Пархоменко сдал командование на станции Ворожба.
Сердитый, вернулся он в теплушку.
— А ты на самом деле не болен? — сказала ему Харитина Григорьевна. — Смотри, какой темный и тощий. Почки у тебя не ноют?
— Болен? — сказал Пархоменко. — Я еще покажу, как я болен.
Через два-три пролета от Ворожбы остановились они на станции Коренево, чтобы взять путевку для дальнейшего следования. Вся станция и даже площадь перед ней битком были набиты красноармейцами.
— Что-то войска чересчур много, — сказал Пархоменко и, сняв свою кожаную тужурку, надел дождевичок и кепку, пошел проверять «народное состояние».
Вернулся он скоро.
— Дезертиры. Не меньше тысячи, и все с оружием.
Помолчав, он сказал ординарцу:
— Знаешь что, Лукьян? Это они с нашего сумского направления убежали. Требуется их всех разоружить.
— Да как же это мы сделаем? — сказал ординарец. — Ординарцев трое осталось, да больной Ламычев, да ты, да жена твоя, да парнишки.
Пархоменко встал.
— Пойду пощупаю, что тут за Чека и какая тут местная власть. Уговорю ее навстречу нам пойти.
И точно: уговорил. Вокруг станции кое-где поставили караулы. Пархоменко пришел в вагон и сказал своим ординарцам-шоферам:
— Вам придется сражаться.
— Давай, — ответили ординарцы.
— Выходите на станцию.
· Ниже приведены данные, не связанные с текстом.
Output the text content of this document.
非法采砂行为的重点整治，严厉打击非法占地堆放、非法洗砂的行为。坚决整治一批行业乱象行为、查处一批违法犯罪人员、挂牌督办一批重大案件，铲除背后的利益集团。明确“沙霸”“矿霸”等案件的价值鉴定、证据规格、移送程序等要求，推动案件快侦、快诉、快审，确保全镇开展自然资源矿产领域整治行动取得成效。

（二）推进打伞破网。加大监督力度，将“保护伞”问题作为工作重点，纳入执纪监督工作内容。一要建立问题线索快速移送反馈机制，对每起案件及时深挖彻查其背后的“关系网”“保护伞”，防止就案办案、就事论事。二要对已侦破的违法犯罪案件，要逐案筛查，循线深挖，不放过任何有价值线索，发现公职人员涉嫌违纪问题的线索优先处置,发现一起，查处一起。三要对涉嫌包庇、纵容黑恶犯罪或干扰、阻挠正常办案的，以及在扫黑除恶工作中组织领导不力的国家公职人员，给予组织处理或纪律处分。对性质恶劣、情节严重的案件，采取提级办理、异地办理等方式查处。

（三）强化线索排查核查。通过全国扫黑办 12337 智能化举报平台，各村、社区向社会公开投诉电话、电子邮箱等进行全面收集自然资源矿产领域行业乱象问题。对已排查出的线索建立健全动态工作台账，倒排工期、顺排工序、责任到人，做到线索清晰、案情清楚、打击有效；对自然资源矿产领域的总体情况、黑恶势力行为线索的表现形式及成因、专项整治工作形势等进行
Я надену тужурку, прицеплю револьвер и пойду по перрону. А вы, как только увидите меня, отдавайте честь да вытягивайтесь почтительней.
Шоферы вышли на перрон и стали прогуливаться.
Пархоменко идет к ним навстречу.
Шоферы щелкнули каблуками и отдали честь.
Дезертиры лежат на полу, положив головы на шинели, а шинели на винтовки. Смотрят: один честь отдал, другой, третий. Пробежал красноармеец из Чека и тоже вытянулся. Идет начальник станции — и тоже во фронт. «Фу ты, леший, — думают дезертиры, — здоровое начальство какое-то приехало».
А начальство, высокое и худое, с выцветшими на солнце бровями, с загорелым темным лицом, подходит и спрашивает:
— Что это за народ?
Дезертиры для почтения сели. Но молчат.
— Это что за войско? — более строгим голосом говорит начальство.
Дезертиры теперь уже встали. Но молчат они по-прежнему.
Пархоменко подзывает шоферов-ординарцев:
— Документы у присутствующих на станций проверены?
— Никак нет, — громко отвечает ординарец.
— Что такое? Идут части, и с непроверенными документами. Проверить!
— Так точно.
Толпа дезертиров медленно плывет со станции на площадь. А переулки возле площади уже оцеплены охраной Чека, хотя охраны этой всего пять человек. Дезертиры встревожились: охрана, честь отдают, ясно — большое начальство.